About TRANSFORM
The TRANSFORM Research Center is a nationally recognized Center of Excellence, funded by the National Institutes of Health. Our mission is to change the paradigm of child maltreatment prevention from reactive to proactive through research and dissemination. Our core areas include three ground-breaking studies and an expansive research dissemination program. To fulfill its mission, TRANSFORM:
- Provides infrastructure and access resources to support a multidisciplinary team of translational scientists spanning the fields of developmental psychopathology, intervention science, neuroscience, genetics, and law.
- Evaluates interventions to foster adaptive parenting and infant outcomes that can be exported to real-world community settings.
- Considers law as an agent of change in children’s lives by helping legal, child welfare, and medical professionals understand and use this important area of science.
- Partners with leaders of various community systems-of-care serving high-risk youth to implement evidence-based approaches in high-impact public health settings: courts, medical/mental health offices, child welfare offices, social services, etc.
- Interfaces with various stakeholder groups across multiple child-serving systems (child welfare, law, education, physical and mental health, law enforcement, advocacy groups, funders and policymakers) to disseminate the products of TRANSFORM research.
- Provides education, mentoring and training, pilot-funding opportunities, and career development coaching for early career professionals to transmit cutting-edge research and the skills required to translate these findings into effective new therapies and procedures.

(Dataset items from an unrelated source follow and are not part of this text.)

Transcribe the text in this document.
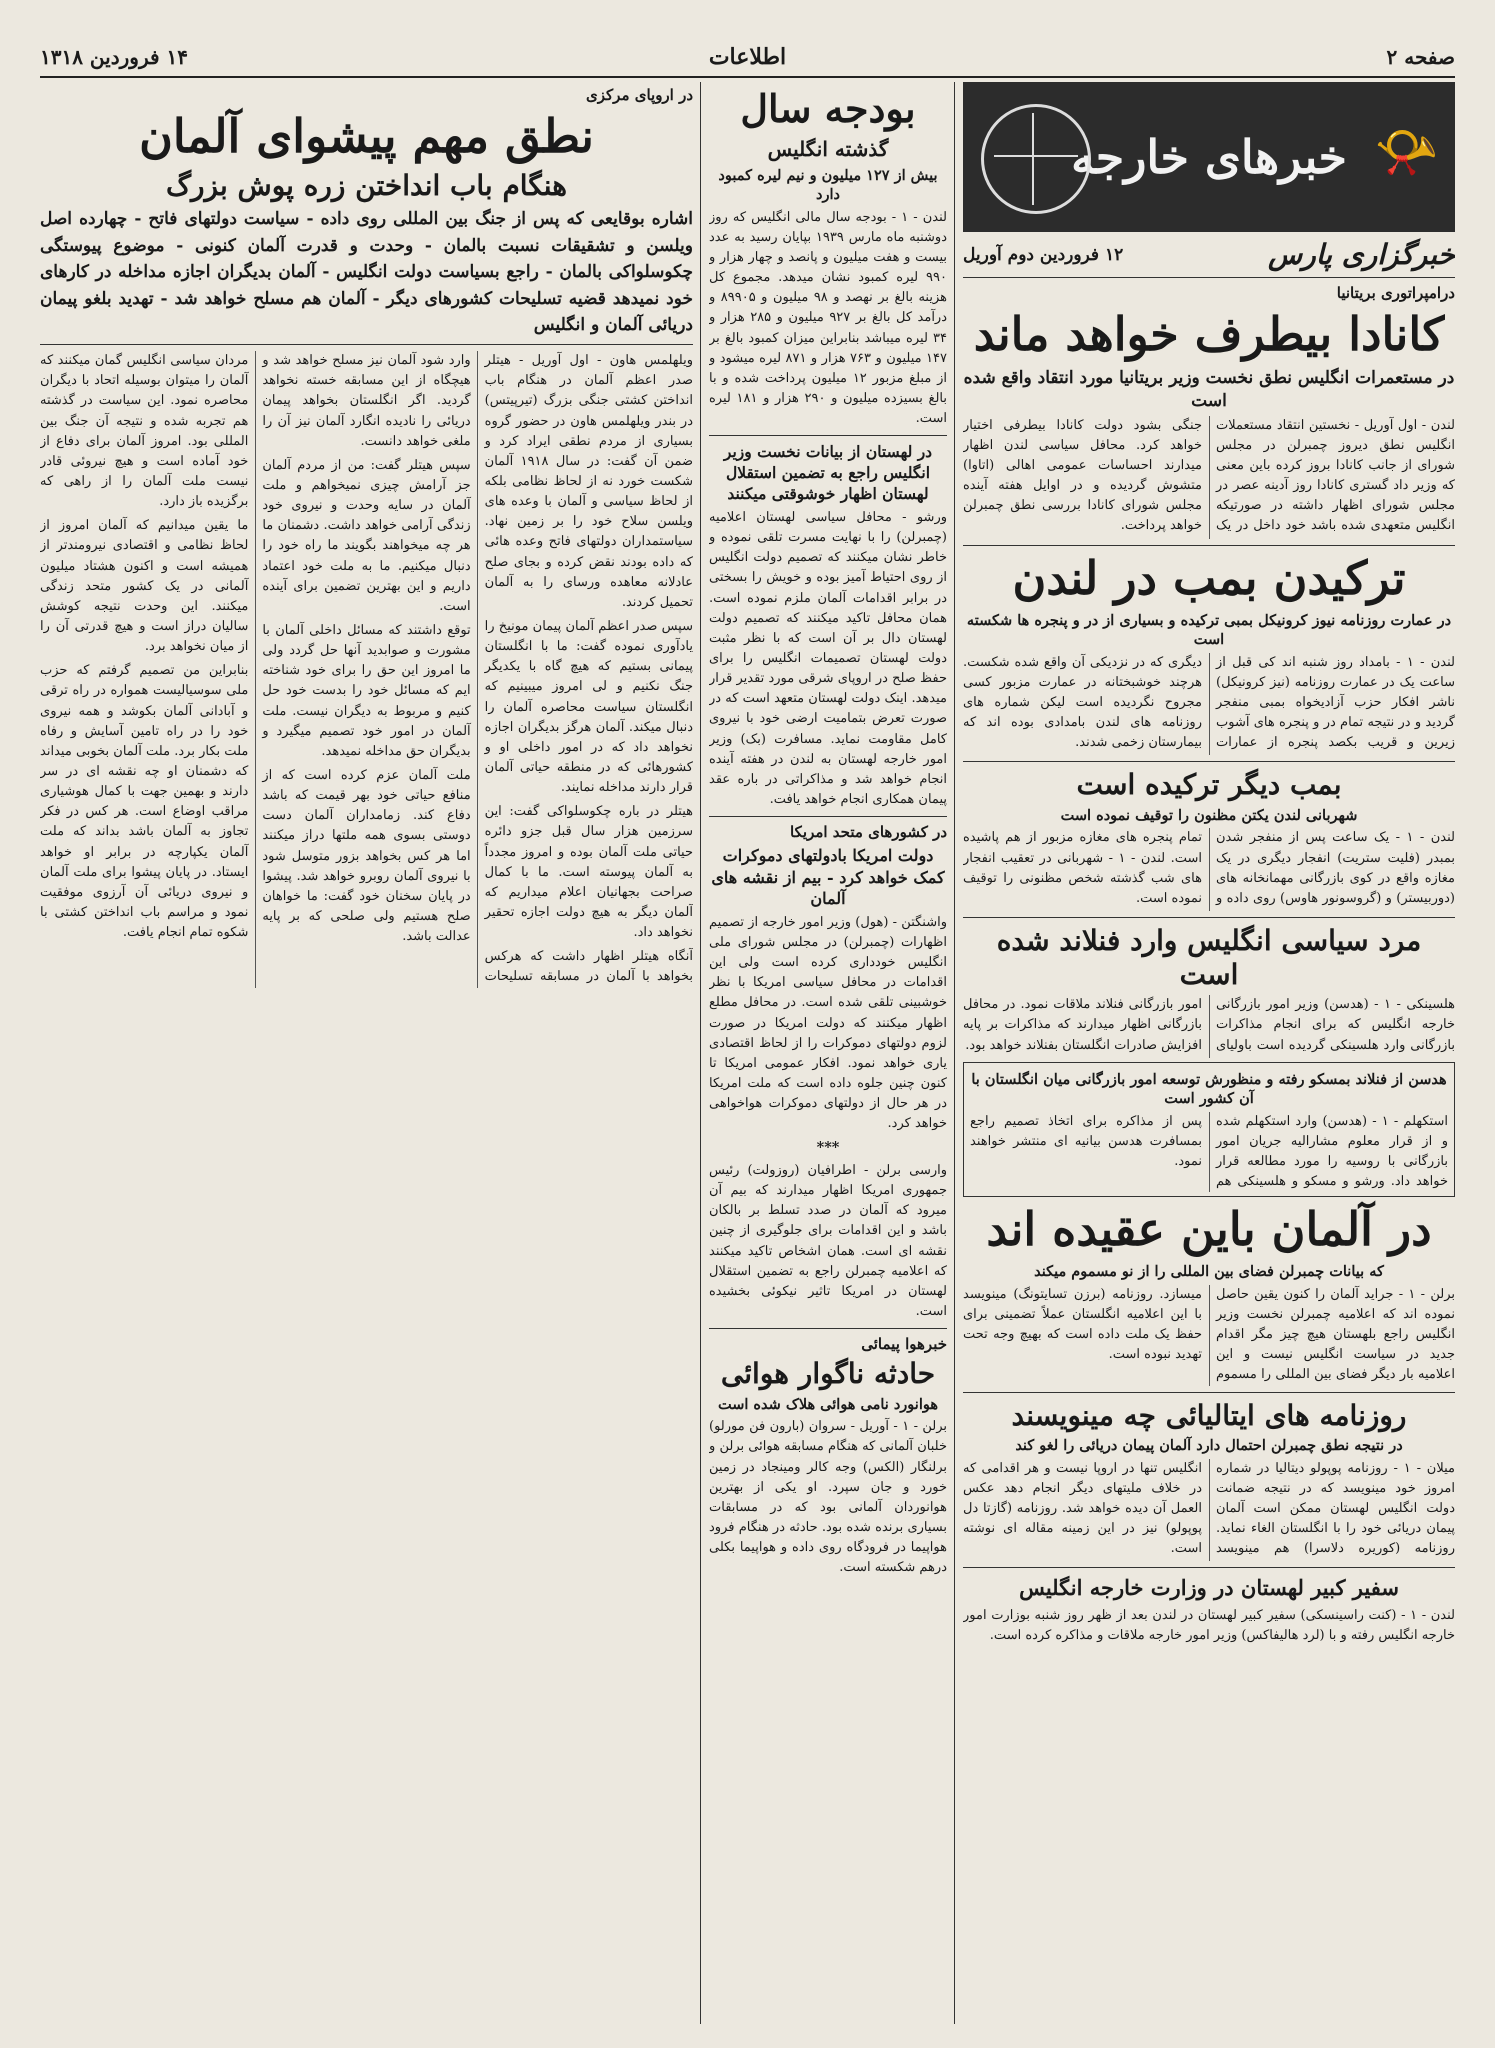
صفحه ۲
اطلاعات
۱۴ فروردین ۱۳۱۸
خبرهای خارجه 📯
خبرگزاری پارس
۱۲ فروردین دوم آوریل
درامپراتوری بریتانیا
کانادا بیطرف خواهد ماند
در مستعمرات انگلیس نطق نخست وزیر بریتانیا مورد انتقاد واقع شده است

لندن - اول آوریل - نخستین انتقاد مستعملات انگلیس نطق دیروز چمبرلن در مجلس شورای از جانب کانادا بروز کرده باین معنی که وزیر داد گستری کانادا روز آدینه عصر در مجلس شورای اظهار داشته در صورتیکه انگلیس متعهدی شده باشد خود داخل در یک جنگی بشود دولت کانادا بیطرفی اختیار خواهد کرد. محافل سیاسی لندن اظهار میدارند احساسات عمومی اهالی (اتاوا) متشوش گردیده و در اوایل هفته آینده مجلس شورای کانادا بررسی نطق چمبرلن خواهد پرداخت.

ترکیدن بمب در لندن
در عمارت روزنامه نیوز کرونیکل بمبی ترکیده و بسیاری از در و پنجره ها شکسته است

لندن - ۱ - بامداد روز شنبه اند کی قبل از ساعت یک در عمارت روزنامه (نیز کرونیکل) ناشر افکار حزب آزادیخواه بمبی منفجر گردید و در نتیجه تمام در و پنجره های آشوب زیرین و قریب بکصد پنجره از عمارات دیگری که در نزدیکی آن واقع شده شکست. هرچند خوشبختانه در عمارت مزبور کسی مجروح نگردیده است لیکن شماره های روزنامه های لندن بامدادی بوده اند که بیمارستان زخمی شدند.

بمب دیگر ترکیده است
شهربانی لندن یکتن مظنون را توقیف نموده است

لندن - ۱ - یک ساعت پس از منفجر شدن بمبدر (فلیت ستریت) انفجار دیگری در یک مغازه واقع در کوی بازرگانی مهمانخانه های (دوربیستر) و (گروسونور هاوس) روی داده و تمام پنجره های مغازه مزبور از هم پاشیده است. لندن - ۱ - شهربانی در تعقیب انفجار های شب گذشته شخص مظنونی را توقیف نموده است.

مرد سیاسی انگلیس وارد فنلاند شده است

هلسینکی - ۱ - (هدسن) وزیر امور بازرگانی خارجه انگلیس که برای انجام مذاکرات بازرگانی وارد هلسینکی گردیده است باولیای امور بازرگانی فنلاند ملاقات نمود. در محافل بازرگانی اظهار میدارند که مذاکرات بر پایه افزایش صادرات انگلستان بفنلاند خواهد بود.

هدسن از فنلاند بمسکو رفته و منظورش توسعه امور بازرگانی میان انگلستان با آن کشور است

استکهلم - ۱ - (هدسن) وارد استکهلم شده و از قرار معلوم مشارالیه جریان امور بازرگانی با روسیه را مورد مطالعه قرار خواهد داد. ورشو و مسکو و هلسینکی هم پس از مذاکره برای اتخاذ تصمیم راجع بمسافرت هدسن بیانیه ای منتشر خواهند نمود.

در آلمان باین عقیده اند
که بیانات چمبرلن فضای بین المللی را از نو مسموم میکند

برلن - ۱ - جراید آلمان را کنون یقین حاصل نموده اند که اعلامیه چمبرلن نخست وزیر انگلیس راجع بلهستان هیچ چیز مگر اقدام جدید در سیاست انگلیس نیست و این اعلامیه بار دیگر فضای بین المللی را مسموم میسازد. روزنامه (برزن تسایتونگ) مینویسد با این اعلامیه انگلستان عملاً تضمینی برای حفظ یک ملت داده است که بهیچ وجه تحت تهدید نبوده است.

روزنامه های ایتالیائی چه مینویسند
در نتیجه نطق چمبرلن احتمال دارد آلمان پیمان دریائی را لغو کند

میلان - ۱ - روزنامه پوپولو دیتالیا در شماره امروز خود مینویسد که در نتیجه ضمانت دولت انگلیس لهستان ممکن است آلمان پیمان دریائی خود را با انگلستان الغاء نماید. روزنامه (کوریره دلاسرا) هم مینویسد انگلیس تنها در اروپا نیست و هر اقدامی که در خلاف ملیتهای دیگر انجام دهد عکس العمل آن دیده خواهد شد. روزنامه (گازتا دل پوپولو) نیز در این زمینه مقاله ای نوشته است.

سفیر کبیر لهستان در وزارت خارجه انگلیس

لندن - ۱ - (کنت راسینسکی) سفیر کبیر لهستان در لندن بعد از ظهر روز شنبه بوزارت امور خارجه انگلیس رفته و با (لرد هالیفاکس) وزیر امور خارجه ملاقات و مذاکره کرده است.

بودجه سال
گذشته انگلیس
بیش از ۱۲۷ میلیون و نیم لیره کمبود دارد

لندن - ۱ - بودجه سال مالی انگلیس که روز دوشنبه ماه مارس ۱۹۳۹ بپایان رسید به عدد بیست و هفت میلیون و پانصد و چهار هزار و ۹۹۰ لیره کمبود نشان میدهد. مجموع کل هزینه بالغ بر نهصد و ۹۸ میلیون و ۸۹۹۰۵ و درآمد کل بالغ بر ۹۲۷ میلیون و ۲۸۵ هزار و ۳۴ لیره میباشد بنابراین میزان کمبود بالغ بر ۱۴۷ میلیون و ۷۶۳ هزار و ۸۷۱ لیره میشود و از مبلغ مزبور ۱۲ میلیون پرداخت شده و با بالغ بسیزده میلیون و ۲۹۰ هزار و ۱۸۱ لیره است.

در لهستان از بیانات نخست وزیر انگلیس راجع به تضمین استقلال لهستان اظهار خوشوقتی میکنند

ورشو - محافل سیاسی لهستان اعلامیه (چمبرلن) را با نهایت مسرت تلقی نموده و خاطر نشان میکنند که تصمیم دولت انگلیس از روی احتیاط آمیز بوده و خویش را بسختی در برابر اقدامات آلمان ملزم نموده است. همان محافل تاکید میکنند که تصمیم دولت لهستان دال بر آن است که با نظر مثبت دولت لهستان تصمیمات انگلیس را برای حفظ صلح در اروپای شرقی مورد تقدیر قرار میدهد. اینک دولت لهستان متعهد است که در صورت تعرض بتمامیت ارضی خود با نیروی کامل مقاومت نماید. مسافرت (بک) وزیر امور خارجه لهستان به لندن در هفته آینده انجام خواهد شد و مذاکراتی در باره عقد پیمان همکاری انجام خواهد یافت.

در کشورهای متحد امریکا
دولت امریکا بادولتهای دموکرات کمک خواهد کرد - بیم از نقشه های آلمان

واشنگتن - (هول) وزیر امور خارجه از تصمیم اظهارات (چمبرلن) در مجلس شورای ملی انگلیس خودداری کرده است ولی این اقدامات در محافل سیاسی امریکا با نظر خوشبینی تلقی شده است. در محافل مطلع اظهار میکنند که دولت امریکا در صورت لزوم دولتهای دموکرات را از لحاظ اقتصادی یاری خواهد نمود. افکار عمومی امریکا تا کنون چنین جلوه داده است که ملت امریکا در هر حال از دولتهای دموکرات هواخواهی خواهد کرد.

***

وارسی برلن - اطرافیان (روزولت) رئیس جمهوری امریکا اظهار میدارند که بیم آن میرود که آلمان در صدد تسلط بر بالکان باشد و این اقدامات برای جلوگیری از چنین نقشه ای است. همان اشخاص تاکید میکنند که اعلامیه چمبرلن راجع به تضمین استقلال لهستان در امریکا تاثیر نیکوئی بخشیده است.

خبرهوا پیمائی
حادثه ناگوار هوائی
هوانورد نامی هوائی هلاک شده است

برلن - ۱ - آوریل - سروان (بارون فن مورلو) خلبان آلمانی که هنگام مسابقه هوائی برلن و برلنگار (الکس) وجه کالر ومینجاد در زمین خورد و جان سپرد. او یکی از بهترین هوانوردان آلمانی بود که در مسابقات بسیاری برنده شده بود. حادثه در هنگام فرود هواپیما در فرودگاه روی داده و هواپیما بکلی درهم شکسته است.

در اروپای مرکزی
نطق مهم پیشوای آلمان
هنگام باب انداختن زره پوش بزرگ
اشاره بوقایعی که پس از جنگ بین المللی روی داده - سیاست دولتهای فاتح - چهارده اصل ویلسن و تشقیقات نسبت بالمان - وحدت و قدرت آلمان کنونی - موضوع پیوستگی چکوسلواکی بالمان - راجع بسیاست دولت انگلیس - آلمان بدیگران اجازه مداخله در کارهای خود نمیدهد قضیه تسلیحات کشورهای دیگر - آلمان هم مسلح خواهد شد - تهدید بلغو پیمان دریائی آلمان و انگلیس

ویلهلمس هاون - اول آوریل - هیتلر صدر اعظم آلمان در هنگام باب انداختن کشتی جنگی بزرگ (تیرپیتس) در بندر ویلهلمس هاون در حضور گروه بسیاری از مردم نطقی ایراد کرد و ضمن آن گفت: در سال ۱۹۱۸ آلمان شکست خورد نه از لحاظ نظامی بلکه از لحاظ سیاسی و آلمان با وعده های ویلسن سلاح خود را بر زمین نهاد. سیاستمداران دولتهای فاتح وعده هائی که داده بودند نقض کرده و بجای صلح عادلانه معاهده ورسای را به آلمان تحمیل کردند.

سپس صدر اعظم آلمان پیمان مونیخ را یادآوری نموده گفت: ما با انگلستان پیمانی بستیم که هیچ گاه با یکدیگر جنگ نکنیم و لی امروز میبینیم که انگلستان سیاست محاصره آلمان را دنبال میکند. آلمان هرگز بدیگران اجازه نخواهد داد که در امور داخلی او و کشورهائی که در منطقه حیاتی آلمان قرار دارند مداخله نمایند.

هیتلر در باره چکوسلواکی گفت: این سرزمین هزار سال قبل جزو دائره حیاتی ملت آلمان بوده و امروز مجدداً به آلمان پیوسته است. ما با کمال صراحت بجهانیان اعلام میداریم که آلمان دیگر به هیچ دولت اجازه تحقیر نخواهد داد.

آنگاه هیتلر اظهار داشت که هرکس بخواهد با آلمان در مسابقه تسلیحات وارد شود آلمان نیز مسلح خواهد شد و هیچگاه از این مسابقه خسته نخواهد گردید. اگر انگلستان بخواهد پیمان دریائی را نادیده انگارد آلمان نیز آن را ملغی خواهد دانست.

سپس هیتلر گفت: من از مردم آلمان جز آرامش چیزی نمیخواهم و ملت آلمان در سایه وحدت و نیروی خود زندگی آرامی خواهد داشت. دشمنان ما هر چه میخواهند بگویند ما راه خود را دنبال میکنیم. ما به ملت خود اعتماد داریم و این بهترین تضمین برای آینده است.

توقع داشتند که مسائل داخلی آلمان با مشورت و صوابدید آنها حل گردد ولی ما امروز این حق را برای خود شناخته ایم که مسائل خود را بدست خود حل کنیم و مربوط به دیگران نیست. ملت آلمان در امور خود تصمیم میگیرد و بدیگران حق مداخله نمیدهد.

ملت آلمان عزم کرده است که از منافع حیاتی خود بهر قیمت که باشد دفاع کند. زمامداران آلمان دست دوستی بسوی همه ملتها دراز میکنند اما هر کس بخواهد بزور متوسل شود با نیروی آلمان روبرو خواهد شد. پیشوا در پایان سخنان خود گفت: ما خواهان صلح هستیم ولی صلحی که بر پایه عدالت باشد.

مردان سیاسی انگلیس گمان میکنند که آلمان را میتوان بوسیله اتحاد با دیگران محاصره نمود. این سیاست در گذشته هم تجربه شده و نتیجه آن جنگ بین المللی بود. امروز آلمان برای دفاع از خود آماده است و هیچ نیروئی قادر نیست ملت آلمان را از راهی که برگزیده باز دارد.

ما یقین میدانیم که آلمان امروز از لحاظ نظامی و اقتصادی نیرومندتر از همیشه است و اکنون هشتاد میلیون آلمانی در یک کشور متحد زندگی میکنند. این وحدت نتیجه کوشش سالیان دراز است و هیچ قدرتی آن را از میان نخواهد برد.

بنابراین من تصمیم گرفتم که حزب ملی سوسیالیست همواره در راه ترقی و آبادانی آلمان بکوشد و همه نیروی خود را در راه تامین آسایش و رفاه ملت بکار برد. ملت آلمان بخوبی میداند که دشمنان او چه نقشه ای در سر دارند و بهمین جهت با کمال هوشیاری مراقب اوضاع است. هر کس در فکر تجاوز به آلمان باشد بداند که ملت آلمان یکپارچه در برابر او خواهد ایستاد. در پایان پیشوا برای ملت آلمان و نیروی دریائی آن آرزوی موفقیت نمود و مراسم باب انداختن کشتی با شکوه تمام انجام یافت.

- Disseminates research findings via traditional routes (e.g., publications and presentations at professional conferences) and with additional initiatives (e.g., this website, TRANSFORM-sponsored webinars, podcasts, presence at conferences, social media, and mobile applications).
THEORETICAL MODEL
TRANSFORM operates under the overarching theoretical and methodological perspective of developmental psychopathology. This perspective integrates Bronfenbrenner’s (1979) ecological approach to understanding environmental contexts, organizational perspectives on development (Cicchetti & Toth, 2015; Cicchetti & Valentino, 2006), Belsky’s (1980) nested, interactive systems of influence on parenting, and Cicchetti and Rizley’s (1981) model of transactions among risk and protective factors. Equifinality and multifinality in developmental processes are seen as central for understanding normative and atypical development. From its inception, the developmental psychopathology framework has proffered the mutually- informative transactions that can occur between basic and applied research, with the ultimate goal of informing the provision of prevention and intervention initiatives. Within this framework, preventive interventions can provide important information on developmental processes in order to examine those factors that are modifiable with treatment. Thus, basic, as well as applied research can shape our understanding of etiological factors, change mechanisms, and sequelae of child maltreatment.
A multi-level analytical approach incorporates multiple influences, including psychosocial as well as neurobiological processes that impact development. Increasingly, the role of the stress response system through the hypothalamic-pituitary-adrenal (HPA) axis, as well as genetic and epigenetic factors, are being examined in high-risk populations to better understand its developmental impact and the opportunity it provides to assess treatment effects. Dysregulations in HPA axis activity and gene by environment interactions have been documented by our researchers in a multitude of publications on maltreated children. Although advances in science and technology have permitted more detailed examination of processes impacting the development of maltreated children, they also have uncovered variability and transactional challenges for which simplistic solutions have proven inadequate.